The sense of a guarded new optimism is shared by outside observers, including Marc Chernick, a US academic who has followed the history of Colombian peace negotiations and written The Farc at the Negotiating Table. Speaking from Colombia on Friday, Chernick said: "I've observed all the previous negotiations and I have been optimistic before, but this time I believe there is a real seriousness on both sides that has not been shown before.
"In the past Farc has always asked for a demilitarised zone as a precondition and this time it has not pressed for that. Four years ago it started to release prisoners, first civilians then military, and then renounced kidnapping.
"Clearly they want to talk. And they stayed at the table for the pre-negotiations even though three senior leaders were killed, including Alfonso Cano.

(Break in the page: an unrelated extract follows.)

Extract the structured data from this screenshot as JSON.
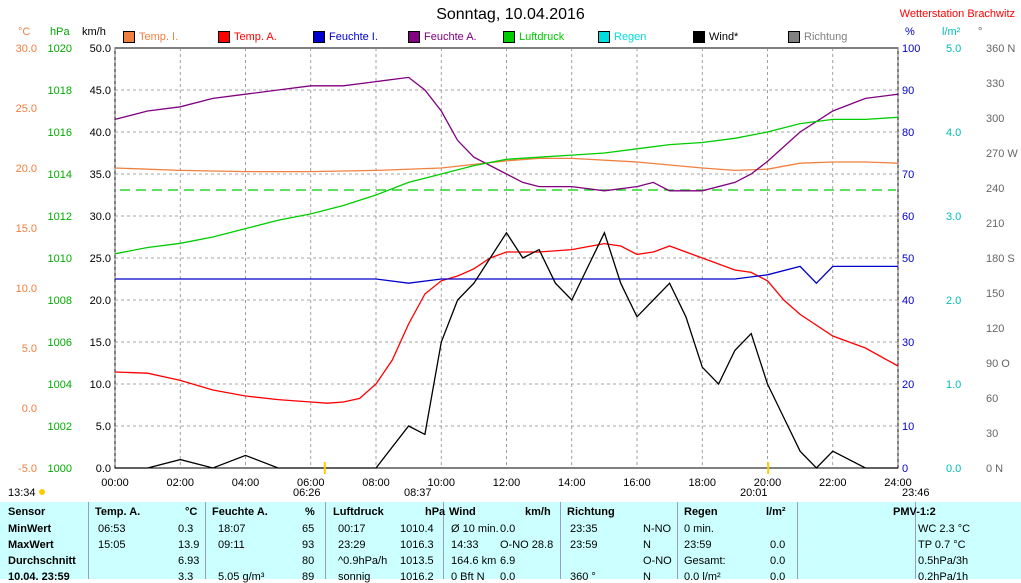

"Santos is clear, too. He was former minister of defence under President Uribe. They pushed the war as hard as they could and killed leaders. Now he has recognised that it will go on indefinitely. So Santos has come to the conclusion that only a negotiated solution is possible."
Chernick – like the senior government source – warned of the risk of violence during the peace talks from those, particularly on the right, opposed to peace with Farc, not least, he says, from paramilitaries who, although officially "disbanded", are still active and supported by elite sectors of society. "What is different this time," added Chernick, "is that both sides have signed up to the idea that the intended end of the peace talks is the end of the conflict."
A losing battle
The Revolutionary Armed Forces of Colombia (Farc) has been fighting a guerrilla conflict since 1964. Formed by Marxist-Leninist intellectuals, it claimed to represent the poor against the ruling elite and the stranglehold of the US.
By the 1990s it had become one of the richest guerrilla armies in the world, financed through kidnapping, drugs and illegal gold mines. In 2008 several Farc leaders, including Alfonso Cano were killed, weakening the group, which is now led by Rodrigo Londoño, better known as Timochenko. The Colombian military says the rebels' strength is down from 16,000 fighters in 2001, when they controlled nearly a third of the country, to about 8,000 in rural areas.